KARNEVAL
Emotional und gefühlig: Morsbacher Damensitzung die Erste
Morsbach - Die Damensitzung der Karnevalsgesellschaft Morsbach verwandelten gestern 1.350 „Jeckinnen“ in ein kunterbuntes Wimmelbild grenzenloser Ausgelassenheit.
Von Ute Sommer
Passend zu ihrem Outfit als andalusische Matadoras begleiteten die Mädels des Damenelferrats der KG Morsbach gestern eine rauschende Fiesta, zu der sich die erste Damensitzung im ausverkauften Festzelt in der Wisseraue peu á peu entwickelte. Als Stimmungs-Aufwärmkommando lieferte die blau-weiß kostümierte Kindergarde einen fantastischen Auftritt, der, nach Aufforderung von Elferratspräsidentin Monica Stausberg, mit Zugabe und einem dreifach donnernden „Mueschbech Deheem“ honoriert wurde.

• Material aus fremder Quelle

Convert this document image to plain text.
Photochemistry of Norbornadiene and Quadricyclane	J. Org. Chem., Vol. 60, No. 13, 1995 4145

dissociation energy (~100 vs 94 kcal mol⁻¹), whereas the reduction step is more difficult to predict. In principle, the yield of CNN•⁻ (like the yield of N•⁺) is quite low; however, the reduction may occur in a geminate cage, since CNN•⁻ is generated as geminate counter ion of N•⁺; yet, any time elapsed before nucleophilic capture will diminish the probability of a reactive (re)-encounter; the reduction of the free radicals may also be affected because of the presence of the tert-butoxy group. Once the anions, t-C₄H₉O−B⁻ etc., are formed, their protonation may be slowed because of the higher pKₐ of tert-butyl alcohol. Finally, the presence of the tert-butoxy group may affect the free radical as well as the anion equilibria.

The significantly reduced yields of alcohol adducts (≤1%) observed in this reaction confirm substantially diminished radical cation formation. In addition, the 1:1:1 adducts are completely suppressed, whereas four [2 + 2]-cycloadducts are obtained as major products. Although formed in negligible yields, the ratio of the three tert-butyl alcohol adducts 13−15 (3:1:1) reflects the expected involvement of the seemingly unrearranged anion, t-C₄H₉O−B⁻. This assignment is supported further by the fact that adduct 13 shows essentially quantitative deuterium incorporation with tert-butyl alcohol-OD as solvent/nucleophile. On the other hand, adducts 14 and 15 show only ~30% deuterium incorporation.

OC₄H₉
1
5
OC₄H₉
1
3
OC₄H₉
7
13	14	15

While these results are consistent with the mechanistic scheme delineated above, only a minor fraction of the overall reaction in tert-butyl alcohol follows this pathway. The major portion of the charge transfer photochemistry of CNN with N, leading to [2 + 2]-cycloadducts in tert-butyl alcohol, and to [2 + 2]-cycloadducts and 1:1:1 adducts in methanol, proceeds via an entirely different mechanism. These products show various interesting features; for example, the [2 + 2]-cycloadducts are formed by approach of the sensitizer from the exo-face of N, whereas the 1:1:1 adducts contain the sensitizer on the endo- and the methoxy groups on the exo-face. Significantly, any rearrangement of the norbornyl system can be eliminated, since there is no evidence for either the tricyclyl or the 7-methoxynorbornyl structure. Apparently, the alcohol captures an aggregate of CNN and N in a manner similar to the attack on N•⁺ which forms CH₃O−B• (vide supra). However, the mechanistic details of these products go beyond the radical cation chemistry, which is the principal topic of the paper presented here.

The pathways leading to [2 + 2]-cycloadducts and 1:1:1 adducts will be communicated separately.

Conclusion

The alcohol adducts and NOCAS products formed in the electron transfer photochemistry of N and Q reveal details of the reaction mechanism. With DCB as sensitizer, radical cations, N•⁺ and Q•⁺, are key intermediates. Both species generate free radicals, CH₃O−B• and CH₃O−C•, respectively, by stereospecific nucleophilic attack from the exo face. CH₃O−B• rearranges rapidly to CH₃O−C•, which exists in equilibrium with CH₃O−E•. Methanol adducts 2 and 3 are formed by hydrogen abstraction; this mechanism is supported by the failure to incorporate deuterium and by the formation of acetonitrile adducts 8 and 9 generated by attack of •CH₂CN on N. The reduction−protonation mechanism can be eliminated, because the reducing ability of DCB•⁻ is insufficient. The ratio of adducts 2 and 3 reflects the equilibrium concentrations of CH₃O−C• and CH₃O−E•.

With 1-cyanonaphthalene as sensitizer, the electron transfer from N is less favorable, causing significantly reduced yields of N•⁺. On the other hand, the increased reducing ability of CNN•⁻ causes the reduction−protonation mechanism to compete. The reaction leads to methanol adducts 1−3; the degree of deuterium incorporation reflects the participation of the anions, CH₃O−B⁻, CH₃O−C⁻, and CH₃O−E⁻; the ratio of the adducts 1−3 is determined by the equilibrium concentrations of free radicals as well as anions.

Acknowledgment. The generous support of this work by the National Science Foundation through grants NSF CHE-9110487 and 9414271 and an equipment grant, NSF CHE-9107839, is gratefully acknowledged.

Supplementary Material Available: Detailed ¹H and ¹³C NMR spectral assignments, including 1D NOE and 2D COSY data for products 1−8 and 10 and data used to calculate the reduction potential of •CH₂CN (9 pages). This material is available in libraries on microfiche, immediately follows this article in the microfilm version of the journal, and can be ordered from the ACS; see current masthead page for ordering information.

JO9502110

Dann hieß es Bühne frei für den mit allen kölschen Wassern gewaschenen Guido Cantz, der sich mit einem lapidaren „Moooorgan, wie is et?“ die Aufmerksamkeit des quirlig aufgelegen Publikums sicherte. In gewohnt schräg-witziger Manier kommentierte er die „Gelsenkirchener Kernbohrung“, bei der in einer der ärmsten Städte Deutschlands angeblich rund 100 Millionen Euro Vermögen abhandengekommen seien. Mit Verweis auf „merkwürdige Zeiten“ und „Endgegner wie Donald Trump“ befand der Comedian unter tosendem Beifall aller Gäste, dass Karneval noch niemals so nötig gewesen sei wie derzeit.
Der zunehmende Einfluss von Künstlicher Intelligenz auf die Gesellschaft gehe an seiner analogen Mutter bisher spurlos vorüber, da diese noch immer versuche, Siri mit dem Befehl „Hallo Iris“ zu aktivieren. Rückblickend auf die Pandemie charakterisierte der platinblonde Entertainer Covid 19 als nervig, doch die aktuelle Herausforderung durch die Pubertät von Filius Paul, 15, sei bei weitem größer. Bevor er unter dem Gekreische seiner elektrisierten Fans zahlreichen Selfie-Wünschen nachkam, richtete der Bühnenprofi seinen Dank an alle Ehrenamtlichen, die über Jahrzehnte hinweg das Karnevalsbrauchtum in Sälen und hinter den Kulissen ermöglichten.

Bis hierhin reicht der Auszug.